Über die voraussichtliche Truppenstärke wird erst im kommenden Jahr entschieden. „Das wird sehr stark von der Sicherheitslage Ende 2014 abhängen“, sagte Rasmussen. Die Ausbilder sollen auch durch Kampfsoldaten geschützt werden. De Maizière sagte, es sei noch unklar, wie die unterschiedlichen Aufgaben - neben einer „Schutzkomponente“ sind auch Versorgungseinheiten aller Art nötig - zwischen den Verbündeten aufgeteilt werden. Er gehe davon aus, dass Deutschland - das schon bisher im Norden Afghanistans den Isaf-Einsatz leitete - auch im Norden afghanische Soldaten ausbilden werde.
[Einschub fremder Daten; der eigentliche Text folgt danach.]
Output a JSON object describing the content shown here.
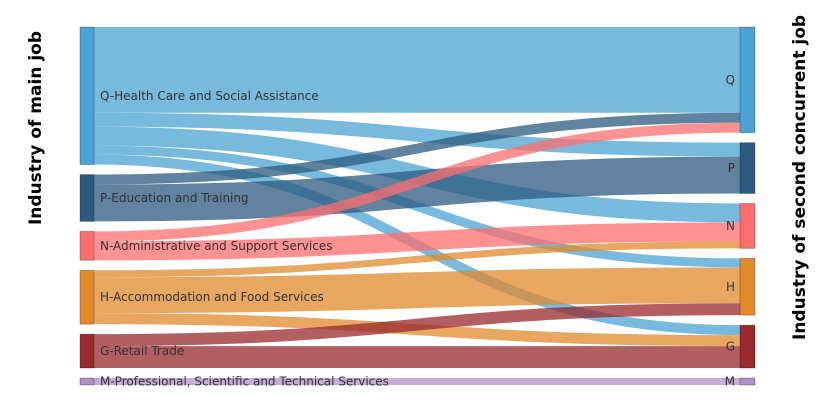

Panetta warnte vor Alleingängen beim Abzug der Isaf-Kampftruppen: „Wir müssen uns weiterhin an das Prinzip "gemeinsam rein, gemeinsam raus" halten.“ Er forderte die Verbündeten auf, endlich noch 58 fehlende Ausbildungsteams nach Afghanistan zu schicken. „Ich habe von meinen Kollegen gehört, dass sie alles ihnen mögliche tun wollen, um diese Teams zu stellen“, berichtete er vor Journalisten. „Ich hoffe sehr, dass wir die bestehende Lücke füllen können.“
Der bisherige Isaf-Kommandeur, US-General John Allen (58), wird Anfang des kommenden Jahres neuer Nato-Oberkommandeur. Die Verteidigungsminister beschlossen, Allen solle Anfang 2013 Nachfolger von US-Admiral James Stavridis werden. Dieser war seit Juli 2009 im militärischen Nato-Hauptquartier in Mons (Belgien) der für alle Einsätze zuständige Nato-Oberkommandeur. Als Leiter der Afghanistan-Schutztruppe ist US-General Joseph Dunford (57) vorgesehen, bisher stellvertretender Chef der US-Marineinfanterie.